CAIRO -- Hosni Mubarak's Egypt is a cautious, consensus-seeking regional power, content to plod with the tortoises after the country had raced with the hares under Gamal Abdel Nasser and Anwar Sadat. If ever a nation deserved a breathing spell, it was Egypt at the time Mubarak came to power six years ago.
Events are now conspiring to bring Egypt back to the center of Arab politics and to end that period of relative isolation and introspection.
The Palestinian revolt against Israel and growing Arab concern about the course of the Iran-Iraq war have broken the psychological deadlock that gripped the Middle East in recent years and have given Egypt important leverage over regional issues.
This in turn raises questions about Egypt's peace with Israel and Egyptian willingness to help defend Arab interests in the Persian Gulf.
Mubarak, who embarks this weekend on a trip to Washington via Europe, remains determined to avoid the kind of big risks and shocks that were favorite tactics of his visionary predecessors.
This is likely to mean disappointment for Arab hard-liners who want Egypt to be tougher on Israel and for American policy makers who are looking for ways to reduce the expense and exposure of the American fleet operating on the edges of the Iran-Iraq war. But it will keep Mubarak in tune with Egypt's own mood of caution at the moment.
American Jewish leaders who saw Mubarak in Cairo this week were told that he would not sacrifice his country's peace treaty with Israel to improve ties to the other Arab states.
Asked later in an interview about calls from Egyptian politicians for a break with Israel as a protest against Israeli repression of the Palestinian disturbances, Mubarak responded:
"If withdrawal of the Egyptian ambassador to Israel would help solve this problem, I would not hesitate at all. But it will not lead to that."
Mubarak displays the same pragmatic stance in his dealings with the Persian Gulf conflict, where Egypt's ability and willingness to intervene are limited by factors as diverse as lack of a strategic airlift capability and a strong current of public opinion against such an involvement.
Egyptians have not forgotten the disaster that struck their army in Yemen when Nasser committed troops there in the 1960s. And fundamentalist sheiks in Cairo's mosques have been hammering recently on the theme that Egyptian troops should not be fighting against Iran when they will not be used to fight Israel.

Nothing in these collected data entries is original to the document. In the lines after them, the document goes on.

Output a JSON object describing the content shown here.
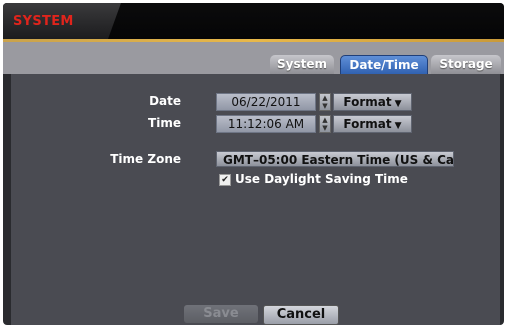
{
  "window": {
    "title": "SYSTEM"
  },
  "tabs": [
    {
      "label": "System",
      "active": false
    },
    {
      "label": "Date/Time",
      "active": true
    },
    {
      "label": "Storage",
      "active": false
    }
  ],
  "form": {
    "date_label": "Date",
    "date_value": "06/22/2011",
    "time_label": "Time",
    "time_value": "11:12:06 AM",
    "format_label": "Format",
    "timezone_label": "Time Zone",
    "timezone_value": "GMT–05:00  Eastern Time (US & Ca",
    "dst_label": "Use Daylight Saving Time",
    "dst_checked": true
  },
  "footer": {
    "save_label": "Save",
    "cancel_label": "Cancel"
  },
  "colors": {
    "title_red": "#e0241c",
    "accent_gold": "#e8b84a",
    "active_tab_blue": "#3b6cc0"
  }
}
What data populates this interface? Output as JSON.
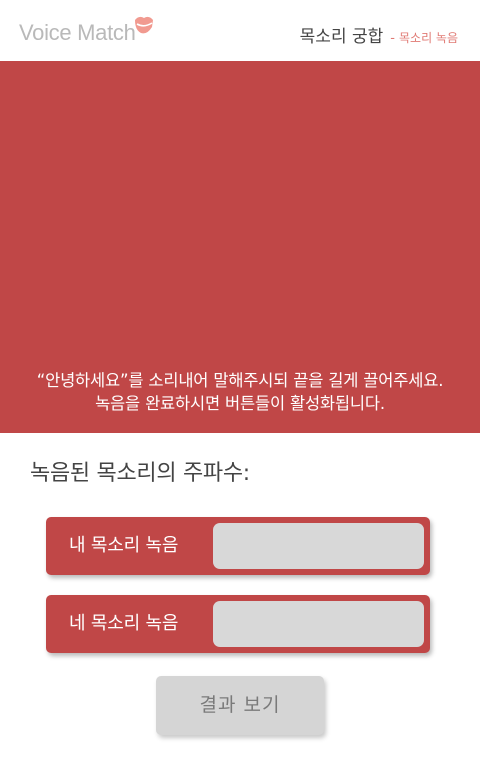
{
  "header": {
    "logo_text": "Voice Match",
    "logo_icon": "lips-icon",
    "title": "목소리 궁합",
    "separator": "-",
    "subtitle": "목소리 녹음"
  },
  "hero": {
    "line1": "“안녕하세요”를 소리내어 말해주시되 끝을 길게 끌어주세요.",
    "line2": "녹음을 완료하시면 버튼들이 활성화됩니다."
  },
  "frequency_label": "녹음된 목소리의 주파수:",
  "recordings": [
    {
      "label": "내 목소리 녹음",
      "frequency": ""
    },
    {
      "label": "네 목소리 녹음",
      "frequency": ""
    }
  ],
  "result_button": {
    "label": "결과 보기",
    "enabled": false
  },
  "colors": {
    "accent": "#c04747",
    "accent_light": "#e07a74",
    "disabled": "#d5d5d5",
    "input_bg": "#d8d8d8"
  }
}
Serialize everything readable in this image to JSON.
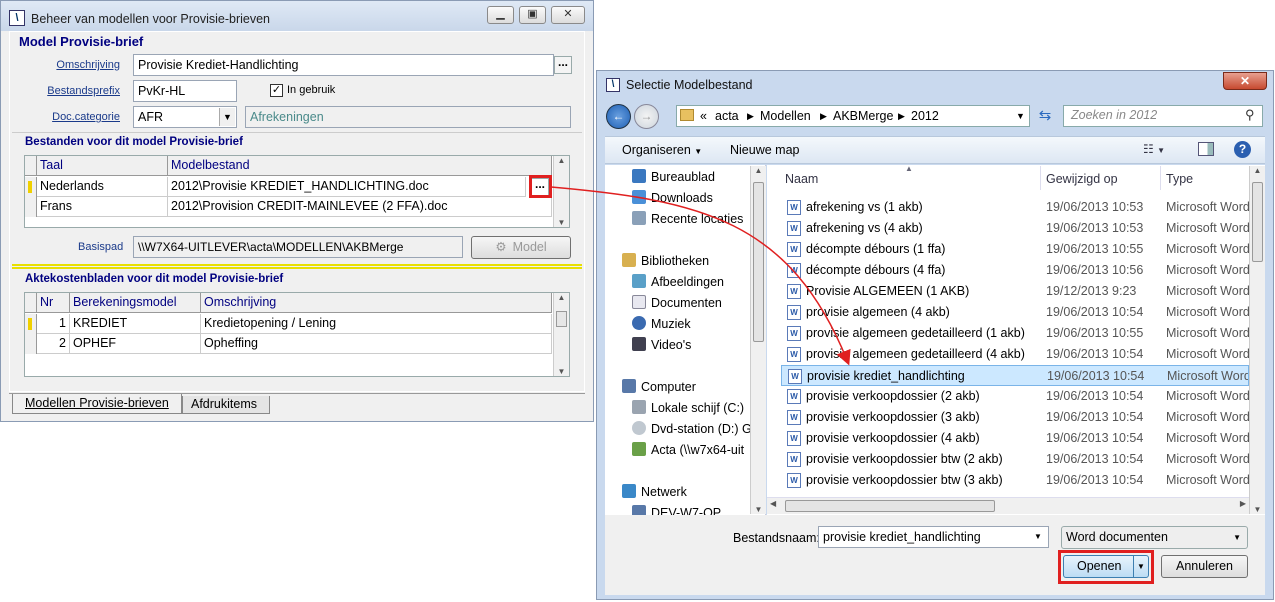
{
  "win1": {
    "title": "Beheer van modellen voor Provisie-brieven",
    "section_main": "Model Provisie-brief",
    "omschrijving_label": "Omschrijving",
    "omschrijving_value": "Provisie Krediet-Handlichting",
    "prefix_label": "Bestandsprefix",
    "prefix_value": "PvKr-HL",
    "in_gebruik_label": "In gebruik",
    "doccat_label": "Doc.categorie",
    "doccat_value": "AFR",
    "doccat_desc": "Afrekeningen",
    "section_files": "Bestanden voor dit model Provisie-brief",
    "files_headers": {
      "taal": "Taal",
      "model": "Modelbestand"
    },
    "files_rows": [
      {
        "taal": "Nederlands",
        "model": "2012\\Provisie KREDIET_HANDLICHTING.doc"
      },
      {
        "taal": "Frans",
        "model": "2012\\Provision CREDIT-MAINLEVEE (2 FFA).doc"
      }
    ],
    "basispad_label": "Basispad",
    "basispad_value": "\\\\W7X64-UITLEVER\\acta\\MODELLEN\\AKBMerge",
    "model_button": "Model",
    "section_akte": "Aktekostenbladen voor dit model Provisie-brief",
    "akte_headers": {
      "nr": "Nr",
      "ber": "Berekeningsmodel",
      "oms": "Omschrijving"
    },
    "akte_rows": [
      {
        "nr": "1",
        "ber": "KREDIET",
        "oms": "Kredietopening / Lening"
      },
      {
        "nr": "2",
        "ber": "OPHEF",
        "oms": "Opheffing"
      }
    ],
    "tabs": [
      "Modellen Provisie-brieven",
      "Afdrukitems"
    ]
  },
  "win2": {
    "title": "Selectie Modelbestand",
    "breadcrumb": [
      "«",
      "acta",
      "Modellen",
      "AKBMerge",
      "2012"
    ],
    "search_placeholder": "Zoeken in 2012",
    "organize_label": "Organiseren",
    "new_folder_label": "Nieuwe map",
    "nav": {
      "favorites": [
        "Bureaublad",
        "Downloads",
        "Recente locaties"
      ],
      "libraries_label": "Bibliotheken",
      "libraries": [
        "Afbeeldingen",
        "Documenten",
        "Muziek",
        "Video's"
      ],
      "computer_label": "Computer",
      "drives": [
        "Lokale schijf (C:)",
        "Dvd-station (D:) G",
        "Acta (\\\\w7x64-uit"
      ],
      "network_label": "Netwerk",
      "network": [
        "DEV-W7-QP"
      ]
    },
    "columns": {
      "name": "Naam",
      "date": "Gewijzigd op",
      "type": "Type"
    },
    "files": [
      {
        "name": "afrekening vs (1 akb)",
        "date": "19/06/2013 10:53",
        "type": "Microsoft Word"
      },
      {
        "name": "afrekening vs (4 akb)",
        "date": "19/06/2013 10:53",
        "type": "Microsoft Word"
      },
      {
        "name": "décompte débours (1 ffa)",
        "date": "19/06/2013 10:55",
        "type": "Microsoft Word"
      },
      {
        "name": "décompte débours (4 ffa)",
        "date": "19/06/2013 10:56",
        "type": "Microsoft Word"
      },
      {
        "name": "Provisie ALGEMEEN (1 AKB)",
        "date": "19/12/2013 9:23",
        "type": "Microsoft Word"
      },
      {
        "name": "provisie algemeen (4 akb)",
        "date": "19/06/2013 10:54",
        "type": "Microsoft Word"
      },
      {
        "name": "provisie algemeen gedetailleerd (1 akb)",
        "date": "19/06/2013 10:55",
        "type": "Microsoft Word"
      },
      {
        "name": "provisie algemeen gedetailleerd (4 akb)",
        "date": "19/06/2013 10:54",
        "type": "Microsoft Word"
      },
      {
        "name": "provisie krediet_handlichting",
        "date": "19/06/2013 10:54",
        "type": "Microsoft Word"
      },
      {
        "name": "provisie verkoopdossier (2 akb)",
        "date": "19/06/2013 10:54",
        "type": "Microsoft Word"
      },
      {
        "name": "provisie verkoopdossier (3 akb)",
        "date": "19/06/2013 10:54",
        "type": "Microsoft Word"
      },
      {
        "name": "provisie verkoopdossier (4 akb)",
        "date": "19/06/2013 10:54",
        "type": "Microsoft Word"
      },
      {
        "name": "provisie verkoopdossier btw (2 akb)",
        "date": "19/06/2013 10:54",
        "type": "Microsoft Word"
      },
      {
        "name": "provisie verkoopdossier btw (3 akb)",
        "date": "19/06/2013 10:54",
        "type": "Microsoft Word"
      }
    ],
    "selected_index": 8,
    "filename_label": "Bestandsnaam:",
    "filename_value": "provisie krediet_handlichting",
    "filetype_value": "Word documenten",
    "open_button": "Openen",
    "cancel_button": "Annuleren"
  },
  "colors": {
    "accent_red": "#e02020",
    "section_blue": "#000080",
    "selection": "#cce8ff"
  }
}
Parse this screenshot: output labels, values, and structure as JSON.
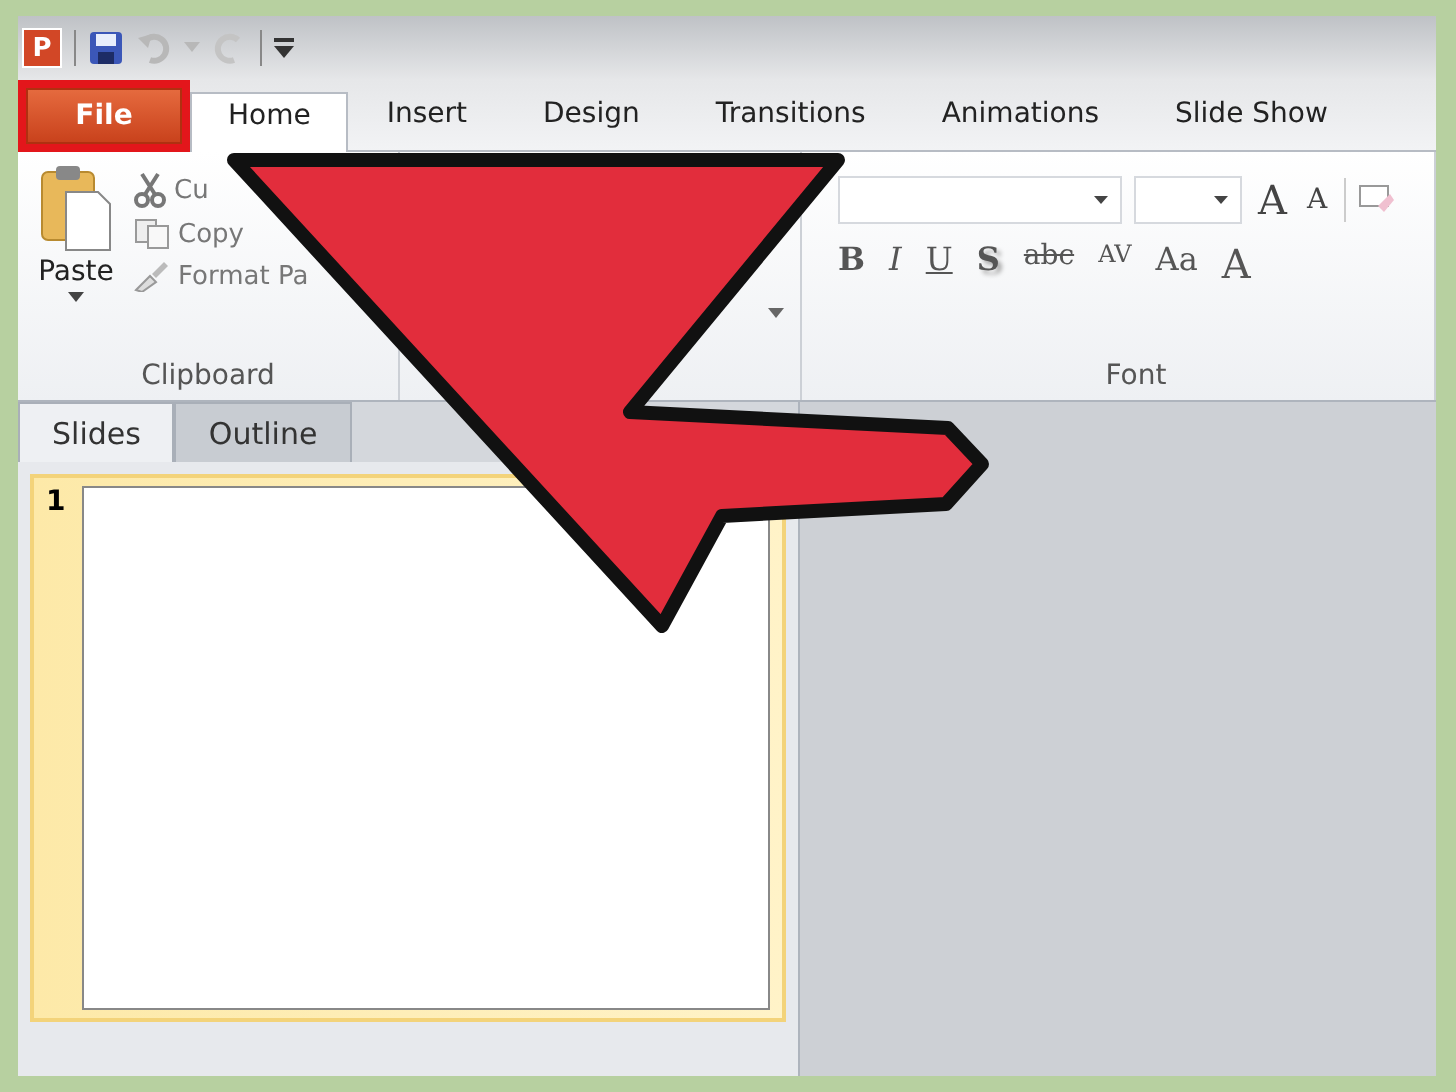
{
  "app_icon": {
    "letter": "P"
  },
  "tabs": [
    {
      "label": "File",
      "kind": "file",
      "selected": false,
      "highlighted": true
    },
    {
      "label": "Home",
      "kind": "tab",
      "selected": true,
      "highlighted": false
    },
    {
      "label": "Insert",
      "kind": "tab",
      "selected": false,
      "highlighted": false
    },
    {
      "label": "Design",
      "kind": "tab",
      "selected": false,
      "highlighted": false
    },
    {
      "label": "Transitions",
      "kind": "tab",
      "selected": false,
      "highlighted": false
    },
    {
      "label": "Animations",
      "kind": "tab",
      "selected": false,
      "highlighted": false
    },
    {
      "label": "Slide Show",
      "kind": "tab",
      "selected": false,
      "highlighted": false
    }
  ],
  "clipboard": {
    "paste": "Paste",
    "items": [
      {
        "label": "Cu",
        "kind": "cut"
      },
      {
        "label": "Copy",
        "kind": "copy"
      },
      {
        "label": "Format Pa",
        "kind": "brush"
      }
    ],
    "group_label": "Clipboard"
  },
  "font": {
    "size_buttons": [
      "A",
      "A"
    ],
    "format_buttons": [
      {
        "label": "B",
        "kind": "bold"
      },
      {
        "label": "I",
        "kind": "italic"
      },
      {
        "label": "U",
        "kind": "underline"
      },
      {
        "label": "S",
        "kind": "shadow"
      },
      {
        "label": "abc",
        "kind": "strike"
      },
      {
        "label": "AV",
        "kind": "spacing"
      },
      {
        "label": "Aa",
        "kind": "case"
      },
      {
        "label": "A",
        "kind": "color"
      }
    ],
    "group_label": "Font"
  },
  "pane_tabs": [
    {
      "label": "Slides",
      "selected": true
    },
    {
      "label": "Outline",
      "selected": false
    }
  ],
  "slides": [
    {
      "number": "1",
      "selected": true
    }
  ]
}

Mubarak's innate caution was demonstrated by his decision initially to omit Iraq from the list of Persian Gulf and Arabian Peninsula states that he visited last week. He made his decision after being told by the smaller sheikdoms hosting him that they wanted to avoid giving the appearance of participating in an anti-Iranian alliance.
After Iraq screamed long and loud, Mubarak gave in and added Baghdad to the tour. But he emphasized at each stop that his country had no intention now of committing combat units to the gulf.
It is an exaggeration to say that the other Arab states are turning back to Egypt because they are now more afraid of Iran than they are of Israel. But a kernel of truth lies in that formulation, which recognizes that Egypt's reemergence as a political pivot point for the region will reestablish an important linkage between the Palestinian-Israeli confrontation and the stability of America's allies in the gulf.
That such a linkage existed was a fundamental belief of the Nixon, Ford and Carter administrations, which cited the need to ensure stability for the oil-producing regimes of the gulf as justification for heavy American involvement in Middle East peace efforts.
But the angry Arab reaction to Sadat's 1979 peace treaty with Israel broke that link by removing Egypt as the bridge between Palestinians and the gulf and by removing the credibility of Arab war threats against Israel.
The Reagan administration ignored the linkage concept, and dropped the U.S.-Egyptian-Israeli alliance that Sadat sought to construct. Instead, Alexander Haig and then George Shultz put all their efforts into a strategic relationship with Israel.
But the Reagan administration failed to find ways to exercise influence at a regional level, where Israeli military might is inappropriate for today's problems and Egypt's strength faces clear limits. It is small wonder that some taxpayers have begun to question the utility of the tens of billions of dollars that Americans have lavished on building military machines for these two countries.